If you are seeing itching, I'd be concerned about an allergic reaction. My daughter is allergic to andrographis, which is a weed. You of course need to put it in context of whether your daughter has seasonal allergies, as those are now in full swing in just about every part of the country. So if she has allergies, it may have nothing to do with the new meds. But if not, I'd be watchful for allergic reaction and make sure you have benadryl on hand for oral dosing. If she's allergic to one of the herbs, she could end up with anaphylaxis, which is life threatening. IMO, it is far better to wait a minimum of 5 days between new meds, even if it means not being on them for a full 8 weeks before your appt. Adding things this quickly isn't helping you figure out what might be helping and what's a waste of money (or a possible allergy trigger). Lyme treatment is not a sprint and I think you do your daughter a disservice by rushing many things at once. If your LLMD thinks it's essential for her to be on everything for a minimum of 8 weeks, then I'd push the appt back rather than rush new meds. As for additional detox, we used milk thistle for a long time for my son but it is a member of the ragweed family, so be cautious if your DD has any allergies. Resveratrol is a good antioxidant/anti-inflammatory. Alpha lipoic acid is a good glutathione precursor. NAC helps some (esp. w/OCD) but is bad for others. Depends on individual genetics. Water with a little lemon is good. Psyillium husk in capsules helps keep BMs regular.
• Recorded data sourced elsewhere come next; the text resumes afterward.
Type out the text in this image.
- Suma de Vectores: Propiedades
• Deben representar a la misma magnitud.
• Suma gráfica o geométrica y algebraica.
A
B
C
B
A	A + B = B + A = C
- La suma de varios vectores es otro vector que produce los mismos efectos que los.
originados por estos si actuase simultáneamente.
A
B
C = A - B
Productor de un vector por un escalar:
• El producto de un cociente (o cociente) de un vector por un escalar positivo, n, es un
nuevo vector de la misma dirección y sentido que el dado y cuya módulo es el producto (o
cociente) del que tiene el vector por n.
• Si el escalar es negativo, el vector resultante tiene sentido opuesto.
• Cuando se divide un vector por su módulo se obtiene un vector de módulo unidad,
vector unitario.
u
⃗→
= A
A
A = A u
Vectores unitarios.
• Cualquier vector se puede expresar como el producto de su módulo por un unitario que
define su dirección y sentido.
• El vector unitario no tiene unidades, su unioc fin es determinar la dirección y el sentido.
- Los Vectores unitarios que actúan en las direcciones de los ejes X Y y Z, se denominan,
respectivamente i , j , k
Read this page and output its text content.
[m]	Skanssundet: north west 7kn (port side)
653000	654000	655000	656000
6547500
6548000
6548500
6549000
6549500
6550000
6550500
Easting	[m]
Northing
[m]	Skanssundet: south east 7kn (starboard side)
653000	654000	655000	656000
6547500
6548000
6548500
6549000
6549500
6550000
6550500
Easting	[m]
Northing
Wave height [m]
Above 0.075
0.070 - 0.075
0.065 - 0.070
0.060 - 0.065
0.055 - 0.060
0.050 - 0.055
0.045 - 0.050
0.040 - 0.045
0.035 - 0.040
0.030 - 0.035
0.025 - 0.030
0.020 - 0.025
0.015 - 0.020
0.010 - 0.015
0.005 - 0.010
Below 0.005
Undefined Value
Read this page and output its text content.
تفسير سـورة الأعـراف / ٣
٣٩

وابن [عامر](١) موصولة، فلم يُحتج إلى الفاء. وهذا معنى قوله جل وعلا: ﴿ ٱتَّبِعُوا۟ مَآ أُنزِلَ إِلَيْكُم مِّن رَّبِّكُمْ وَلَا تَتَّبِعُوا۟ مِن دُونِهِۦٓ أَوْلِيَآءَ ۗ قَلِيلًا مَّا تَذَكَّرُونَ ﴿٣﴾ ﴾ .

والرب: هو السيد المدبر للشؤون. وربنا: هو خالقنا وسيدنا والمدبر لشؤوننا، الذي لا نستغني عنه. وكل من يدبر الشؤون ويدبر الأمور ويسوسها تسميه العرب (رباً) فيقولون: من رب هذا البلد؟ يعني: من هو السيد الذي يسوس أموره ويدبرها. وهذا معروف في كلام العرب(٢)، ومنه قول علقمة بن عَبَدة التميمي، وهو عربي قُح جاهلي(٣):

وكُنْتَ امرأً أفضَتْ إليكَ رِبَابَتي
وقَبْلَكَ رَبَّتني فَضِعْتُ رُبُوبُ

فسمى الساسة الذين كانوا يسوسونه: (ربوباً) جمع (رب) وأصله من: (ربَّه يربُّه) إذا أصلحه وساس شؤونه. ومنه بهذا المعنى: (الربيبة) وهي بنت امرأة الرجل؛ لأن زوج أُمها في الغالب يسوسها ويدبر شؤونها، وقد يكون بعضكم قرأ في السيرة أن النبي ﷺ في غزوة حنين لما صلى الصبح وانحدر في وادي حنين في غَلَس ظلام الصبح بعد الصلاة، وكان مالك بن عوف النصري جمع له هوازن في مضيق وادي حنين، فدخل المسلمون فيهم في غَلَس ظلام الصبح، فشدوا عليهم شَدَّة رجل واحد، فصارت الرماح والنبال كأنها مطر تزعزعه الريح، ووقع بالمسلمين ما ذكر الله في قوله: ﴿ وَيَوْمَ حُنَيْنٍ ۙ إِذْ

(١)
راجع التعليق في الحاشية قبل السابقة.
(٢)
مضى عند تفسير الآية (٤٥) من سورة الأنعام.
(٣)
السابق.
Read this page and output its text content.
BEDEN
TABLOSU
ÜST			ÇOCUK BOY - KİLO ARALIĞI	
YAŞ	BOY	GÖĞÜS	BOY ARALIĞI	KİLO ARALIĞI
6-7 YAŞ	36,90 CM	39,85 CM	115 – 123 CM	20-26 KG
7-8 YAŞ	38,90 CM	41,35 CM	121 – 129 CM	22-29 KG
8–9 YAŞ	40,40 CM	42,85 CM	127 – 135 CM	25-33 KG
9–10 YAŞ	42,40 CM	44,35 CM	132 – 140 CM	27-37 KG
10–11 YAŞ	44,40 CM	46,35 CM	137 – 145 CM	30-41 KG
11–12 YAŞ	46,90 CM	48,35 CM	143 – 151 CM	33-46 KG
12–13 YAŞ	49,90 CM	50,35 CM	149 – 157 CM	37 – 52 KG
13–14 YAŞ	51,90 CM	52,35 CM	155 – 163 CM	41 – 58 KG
Dr L do not hand out a Pandas dx lightly. So it seems likely this is a valid diagnosis - however, strp may not be the only trigger. Regardless, 4 days is far too soon IMO, to start to worry. You have seen improvement in appetite, which is nothing to sneeze at. It can take weeks to see overall improvements and even then, it you haven't hit the right and/or all triggers, you can backslide. But that doesn't mean it isn't PANS/Pandas. It just means more digging. There is no test for OCD, depression, tourette's - but it doesn't mean these conditions aren't real.